Мальчик опустил голову и два раза громко хлопнул себя но бедрам.
— Бульвары на линии укреплений!.. Ну-у!..
— Разве там нет мест?
— Есть…
— Так что же?
— Только не для вас! Эти укрепления — очень опасное место. Скажите, у вас в фуре есть сильные здоровые мужчины, не боящиеся удара ножом, то есть не боящиеся получить такой удар и готовые нанести его сами?
— Нас только двое — я и мама.
— Вы дорожите своим осликом?
— Разумеется.
— Да его у вас там сразу украдут — а дальше еще и не такое может случиться. Не будь я Гра-Дубль, если это не так!
— Неужели это правда?
— Честное слово… Вы никогда раньше не бывали в Париже?
— Никогда.
— Это видно. Оксеррские дураки наговорили вам чепухи, а вы и верите… Почему бы вам не обратиться к Грен-де-Селю?
— Кто это Грен-де-Сель? Я его не знаю.
— Это владелец Шан-Гильо… У него есть поле, обнесенное забором, и на ночь оно запирается. Там вы будете в полной безопасности. Грен-де-Сель не задумается и выстрелит в того, кто попытается забраться к нему ночью.
— У него, наверное, дорого?
— Зимой — да; тогда у него бывает много народа. Но теперь, я думаю, он возьмет с вас не больше сорока сантимов в неделю за постой фуры; и у осла вашего всегда будет корм, особенно если он любит репейник.
— Он, кажется, любит.
— Так в чем же дело? Грен-де-Сель человек неплохой.

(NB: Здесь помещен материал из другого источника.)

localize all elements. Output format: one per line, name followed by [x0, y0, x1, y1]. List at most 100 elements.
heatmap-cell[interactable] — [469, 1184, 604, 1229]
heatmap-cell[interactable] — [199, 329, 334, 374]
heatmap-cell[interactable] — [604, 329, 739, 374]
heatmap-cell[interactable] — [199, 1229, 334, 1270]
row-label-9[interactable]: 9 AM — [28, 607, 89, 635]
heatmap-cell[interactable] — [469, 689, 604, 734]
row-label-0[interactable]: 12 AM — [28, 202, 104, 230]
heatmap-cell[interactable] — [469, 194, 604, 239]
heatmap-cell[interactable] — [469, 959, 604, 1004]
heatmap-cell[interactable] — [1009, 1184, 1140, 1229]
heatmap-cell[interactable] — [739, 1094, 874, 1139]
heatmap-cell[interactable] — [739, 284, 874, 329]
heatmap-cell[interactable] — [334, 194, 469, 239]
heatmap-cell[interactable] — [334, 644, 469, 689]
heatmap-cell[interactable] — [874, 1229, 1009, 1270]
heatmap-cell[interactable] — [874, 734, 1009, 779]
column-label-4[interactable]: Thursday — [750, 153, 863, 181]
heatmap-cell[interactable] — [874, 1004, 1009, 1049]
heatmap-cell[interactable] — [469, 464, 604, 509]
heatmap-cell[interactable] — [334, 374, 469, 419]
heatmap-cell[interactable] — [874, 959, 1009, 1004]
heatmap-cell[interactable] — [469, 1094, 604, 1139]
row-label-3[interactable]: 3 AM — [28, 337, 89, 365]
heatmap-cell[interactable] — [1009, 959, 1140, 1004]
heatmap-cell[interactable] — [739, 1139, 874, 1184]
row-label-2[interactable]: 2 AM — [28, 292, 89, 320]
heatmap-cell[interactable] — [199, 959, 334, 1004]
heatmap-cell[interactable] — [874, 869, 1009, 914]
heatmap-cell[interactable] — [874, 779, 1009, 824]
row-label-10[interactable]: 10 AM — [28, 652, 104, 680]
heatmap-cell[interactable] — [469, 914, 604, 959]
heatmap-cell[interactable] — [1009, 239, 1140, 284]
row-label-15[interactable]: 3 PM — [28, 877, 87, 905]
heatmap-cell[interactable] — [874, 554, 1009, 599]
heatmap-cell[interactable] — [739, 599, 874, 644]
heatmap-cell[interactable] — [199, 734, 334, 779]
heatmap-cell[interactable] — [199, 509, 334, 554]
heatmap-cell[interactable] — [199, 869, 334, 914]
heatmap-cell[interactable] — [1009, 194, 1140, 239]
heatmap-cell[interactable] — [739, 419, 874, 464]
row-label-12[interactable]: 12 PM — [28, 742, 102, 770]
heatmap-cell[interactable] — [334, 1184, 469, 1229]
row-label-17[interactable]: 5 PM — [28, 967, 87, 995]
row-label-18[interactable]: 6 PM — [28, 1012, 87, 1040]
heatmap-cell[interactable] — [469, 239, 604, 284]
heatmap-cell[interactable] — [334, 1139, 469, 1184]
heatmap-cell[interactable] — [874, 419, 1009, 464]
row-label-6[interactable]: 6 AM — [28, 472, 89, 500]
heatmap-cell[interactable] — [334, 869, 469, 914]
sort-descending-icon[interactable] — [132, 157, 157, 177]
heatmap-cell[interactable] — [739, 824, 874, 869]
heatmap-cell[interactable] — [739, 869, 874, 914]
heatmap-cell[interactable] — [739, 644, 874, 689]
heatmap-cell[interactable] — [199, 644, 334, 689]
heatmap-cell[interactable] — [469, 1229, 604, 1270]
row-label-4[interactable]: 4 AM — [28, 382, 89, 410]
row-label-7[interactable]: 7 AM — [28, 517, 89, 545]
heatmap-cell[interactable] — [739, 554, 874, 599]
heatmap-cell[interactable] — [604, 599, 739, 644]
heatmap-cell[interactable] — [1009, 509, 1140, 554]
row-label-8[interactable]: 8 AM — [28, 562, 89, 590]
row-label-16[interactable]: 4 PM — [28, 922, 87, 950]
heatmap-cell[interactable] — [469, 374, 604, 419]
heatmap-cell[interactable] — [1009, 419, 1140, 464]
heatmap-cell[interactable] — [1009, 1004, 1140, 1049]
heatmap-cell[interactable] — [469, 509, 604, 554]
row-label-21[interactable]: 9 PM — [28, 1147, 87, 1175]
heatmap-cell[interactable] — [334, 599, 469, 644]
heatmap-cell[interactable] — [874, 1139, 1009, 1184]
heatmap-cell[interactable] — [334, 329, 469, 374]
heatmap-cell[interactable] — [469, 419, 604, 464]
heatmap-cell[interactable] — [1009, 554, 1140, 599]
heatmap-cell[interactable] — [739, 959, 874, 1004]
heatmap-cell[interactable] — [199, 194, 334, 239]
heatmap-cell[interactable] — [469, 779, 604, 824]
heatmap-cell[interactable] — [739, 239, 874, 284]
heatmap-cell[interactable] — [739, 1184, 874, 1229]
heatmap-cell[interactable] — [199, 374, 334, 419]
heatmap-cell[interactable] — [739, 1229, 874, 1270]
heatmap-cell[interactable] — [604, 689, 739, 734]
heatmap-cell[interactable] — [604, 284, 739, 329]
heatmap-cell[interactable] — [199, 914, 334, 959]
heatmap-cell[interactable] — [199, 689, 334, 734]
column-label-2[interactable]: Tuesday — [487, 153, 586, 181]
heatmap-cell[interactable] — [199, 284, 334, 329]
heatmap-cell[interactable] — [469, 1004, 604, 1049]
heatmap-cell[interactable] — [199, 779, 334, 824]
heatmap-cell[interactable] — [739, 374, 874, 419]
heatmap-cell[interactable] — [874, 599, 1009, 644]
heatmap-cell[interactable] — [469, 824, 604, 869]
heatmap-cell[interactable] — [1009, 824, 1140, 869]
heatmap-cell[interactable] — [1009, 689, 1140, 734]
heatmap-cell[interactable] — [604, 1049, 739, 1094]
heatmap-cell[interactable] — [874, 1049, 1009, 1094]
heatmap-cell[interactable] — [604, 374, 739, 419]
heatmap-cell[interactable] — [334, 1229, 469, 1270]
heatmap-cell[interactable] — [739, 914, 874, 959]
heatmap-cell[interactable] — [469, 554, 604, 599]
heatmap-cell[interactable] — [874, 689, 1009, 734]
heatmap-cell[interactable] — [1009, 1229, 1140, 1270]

— А почему его так зовут?[1]
— Потому, что ему вечно хочется пить.
— А далеко отсюда до Шан-Гильо?
— Нет, недалеко. Это в Шаронне. Но вы, наверное, не знаете, где Шаронн?
— Я же никогда не бывала в Париже.
— Это вот там.
Он показал рукой на север.
— Проехав заставу, сразу же поверните направо. Полчаса надо ехать по бульвару, вдоль линии укреплений; потом вы пересечете аллею Венсенн, повернете налево и там спросите. Любой вам укажет Шан-Гильо.
— Большое спасибо. Я скажу об этом маме. Я даже сейчас могу к ней сбегать, если вы согласитесь две минуты постеречь Паликара.
— С удовольствием. Я попрошу, чтобы он научил меня говорить по-гречески.
— Пожалуйста, не позволяйте ему есть сено.
Перрина вошла в фуру и передала своей матери то, что слышала от молодого акробата.
— Если это правда, то думать не о чем: надо ехать в Шаронн. Только найдешь ли ты дорогу? Подумай, — ведь это Париж!
— Мне кажется, это не так трудно.
Прежде чем выйти, девочка снова наклонилась к матери и сказала:
— Тут несколько телег и повозок с надписью: «Марокурские заводы», а внизу: «Вульфран Пендавуан». Та же надпись на брезенте, которым прикрыты бочки с вином.